I have researched, tried and tested various combinations; however, I cannot
seem to make it work. Would anyone help me figure this out?
I thank you in advance...'
Array ( [0] =>
Array ( [0] => I [1] => am [2] => looking [3] => to [4] => break [5] => [6] => this [7] => paragraph [8] => into [9] => chunks [10] => . )
[1] =>
Array ( [0] => I [2] => have [3] => researched [4] => , [5] => tried [......
......] [5] => figure [6] => this [7] => out [8] => ? )
[3] =>
Array ( [0] => I [1] => thank [2] => you [3] => in [4] => advance [5] => ... )
)
$s = preg_split('/\s*[!?.]\s*/u', $meta, -1, PREG_SPLIT_NO_EMPTY);
to separate out the sentences but whilst this works, the punctuation disappears.
I would really appreciate help with building this two level array with the punctuation
You could do what you want using preg_match:
$meta = 'I am looking to break this paragraph into chunks.
I have researched, tried and tested various combinations; however, I cannot
seem to make it work. Would anyone help me figure this out?
I thank you in advance...';
preg_match_all('/(\w+|[.;?,]+)/', $meta, $m);
print_r($m);
Explanation:
/ : regex delimiter
( : begin group 1
\w+ : 1 or more aphanumeric character <=> [a-zA-Z0-9_]
| : OR
[.;?,]+ : 1 or more punctuation
) : end of group 1
/ : regex delimiter
This will match and store in group 1 evry word an every group of punctuiation character.

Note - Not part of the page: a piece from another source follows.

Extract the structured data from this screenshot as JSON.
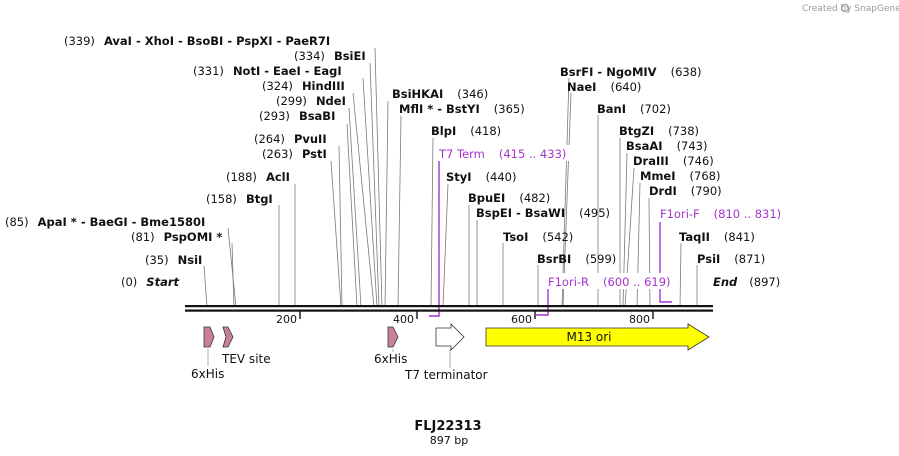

If you want to be unicode compatible, you could use \p{L}
for any letter and \p{P}
for punctuation:
/(\p{L}+|\p{P}+)/
Output:
Array
(
[0] => Array
(
[0] => I
[1] => am
[2] => looking
[3] => to
[4] => break
[5] => this
[6] => paragraph
[7] => into
[8] => chunks
[9] => .
[10] => I
[11] => have
[12] => researched
[13] => ,
[14] => tried
[15] => and
[16] => tested
[17] => various
[18] => combinations
[19] => ;
[20] => however
[21] => ,
[22] => I
[23] => cannot
[24] => seem
[25] => to
[26] => make
[27] => it
[28] => work
[29] => .
[30] => Would
[31] => anyone
[32] => help
[33] => me
[34] => figure
[35] => this
[36] => out
[37] => ?
[38] => I
[39] => thank
[40] => you
[41] => in
[42] => advance
[43] => ...
)
[1] => Array
(
[0] => I
[1] => am
[2] => looking
[3] => to
[4] => break
[5] => this
[6] => paragraph
[7] => into
[8] => chunks
[9] => .
[10] => I
[11] => have
[12] => researched
[13] => ,
[14] => tried
[15] => and
[16] => tested
[17] => various
[18] => combinations
[19] => ;
[20] => however
[21] => ,
[22] => I
[23] => cannot
[24] => seem
[25] => to
[26] => make
[27] => it
[28] => work
[29] => .
[30] => Would
[31] => anyone
[32] => help
[33] => me
[34] => figure
[35] => this
[36] => out
[37] => ?
[38] => I
[39] => thank
[40] => you
[41] => in
[42] => advance
[43] => ...
)
)